The Toronto Stock Exchange (TSX) has issued a staff notice (the "Staff Notice") providing guidance on pricing prospectus offerings and private placements where an issuer possesses material undisclosed information.

The TSX generally requires private placements and prospectus offerings to be priced at "market price" less an allowable discount. Market price should reflect all material events, changes or announcements, which effectively means that issuers cannot price financings when in possession of material undisclosed information.

The TSX has historically allowed an exception to this restriction in circumstances where an undisclosed event would not occur without a financing agreement (the "Pricing Exception"). The Pricing Exception has been most commonly relied upon where the financing proceeds are used to fund an acquisition and the principal terms of the financing, including the price, are announced concurrently with the acquisition.

The Staff Notice confirms that the TSX will continue to allow the Pricing Exception for acquisitions so long as the TSX is satisfied that the acquisition would not have been approved by the issuer's board of directors without also having entered into the financing agreement. Going forward, the TSX will generally require an officer's certificate confirming this fact. Where a listed issuer cannot provide the officer's certificate, it should consider announcing the material information before pricing a financing. The TSX also noted that, in exceptional circumstances, it may accept alternative submissions to support an issuer's use of the Pricing Exception.

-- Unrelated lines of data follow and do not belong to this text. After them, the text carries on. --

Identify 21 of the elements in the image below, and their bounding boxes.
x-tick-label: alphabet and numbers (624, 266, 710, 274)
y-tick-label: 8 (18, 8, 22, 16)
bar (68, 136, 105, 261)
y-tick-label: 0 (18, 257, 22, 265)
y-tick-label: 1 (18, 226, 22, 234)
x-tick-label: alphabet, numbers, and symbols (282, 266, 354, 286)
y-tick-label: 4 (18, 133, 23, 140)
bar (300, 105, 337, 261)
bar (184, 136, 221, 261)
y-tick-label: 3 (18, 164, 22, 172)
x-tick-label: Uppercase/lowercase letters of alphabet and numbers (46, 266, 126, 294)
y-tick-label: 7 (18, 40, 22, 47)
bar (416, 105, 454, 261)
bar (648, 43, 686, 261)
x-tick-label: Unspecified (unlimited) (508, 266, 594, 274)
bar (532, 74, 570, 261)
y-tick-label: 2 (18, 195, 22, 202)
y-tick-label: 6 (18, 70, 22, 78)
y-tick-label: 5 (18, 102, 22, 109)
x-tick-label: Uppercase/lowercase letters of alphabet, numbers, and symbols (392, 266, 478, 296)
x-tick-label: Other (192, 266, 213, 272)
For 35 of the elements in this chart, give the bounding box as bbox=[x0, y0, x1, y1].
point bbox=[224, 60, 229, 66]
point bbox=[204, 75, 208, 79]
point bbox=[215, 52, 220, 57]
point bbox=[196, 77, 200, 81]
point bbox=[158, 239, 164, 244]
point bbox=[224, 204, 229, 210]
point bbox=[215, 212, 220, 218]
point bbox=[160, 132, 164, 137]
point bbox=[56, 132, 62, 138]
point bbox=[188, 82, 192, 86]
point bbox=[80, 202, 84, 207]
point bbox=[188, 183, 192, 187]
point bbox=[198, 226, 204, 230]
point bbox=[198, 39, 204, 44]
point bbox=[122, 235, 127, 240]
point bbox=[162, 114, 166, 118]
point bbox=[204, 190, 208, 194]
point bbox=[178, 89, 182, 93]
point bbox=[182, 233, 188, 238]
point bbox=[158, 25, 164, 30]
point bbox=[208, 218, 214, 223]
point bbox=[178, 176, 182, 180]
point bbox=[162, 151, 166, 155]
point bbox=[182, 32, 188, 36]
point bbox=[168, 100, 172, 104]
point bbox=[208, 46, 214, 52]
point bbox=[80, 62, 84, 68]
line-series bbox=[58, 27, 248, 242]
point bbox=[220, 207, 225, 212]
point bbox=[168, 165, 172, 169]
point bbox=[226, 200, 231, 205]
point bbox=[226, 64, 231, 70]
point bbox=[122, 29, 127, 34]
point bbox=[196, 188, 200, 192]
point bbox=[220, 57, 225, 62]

The Staff Notice also identifies two circumstances where the TSX may not allow an issuer to use the Pricing Exception:

  • The net proceeds of the financing significantly exceed the cash consideration of the acquisition. The TSX notes that proceeds raised as a result of the Pricing Exception should generally only be used to fund the acquisition and related expenses. Where the proceeds of a financing exceed the cash consideration and applicable expenses for the acquisition by 30% or more, the TSX will generally conclude that the acquisition is not dependent on the financing and may require the issuer to: (a) reduce the gross proceeds of the financing to more closely align the acquisition and the financing; (b) price the financing after the acquisition has been disclosed; or (c) obtain security holder approval as a condition of the financing.
  • The financing provides for significant insider participation. The TSX will generally continue to allow insider participation in prospectus offerings up to pro rata holdings. The Pricing Exception may not be available where insider participation exceeds pro rata holdings.

While the Staff Notice generally codifies existing TSX practice for approving the pricing of private placements and public offerings, it highlights the importance of considering disclosure matters well in advance of pricing and announcing a financing.

The content of this article does not constitute legal advice and should not be relied on in that way. Specific advice should be sought about your specific circumstances.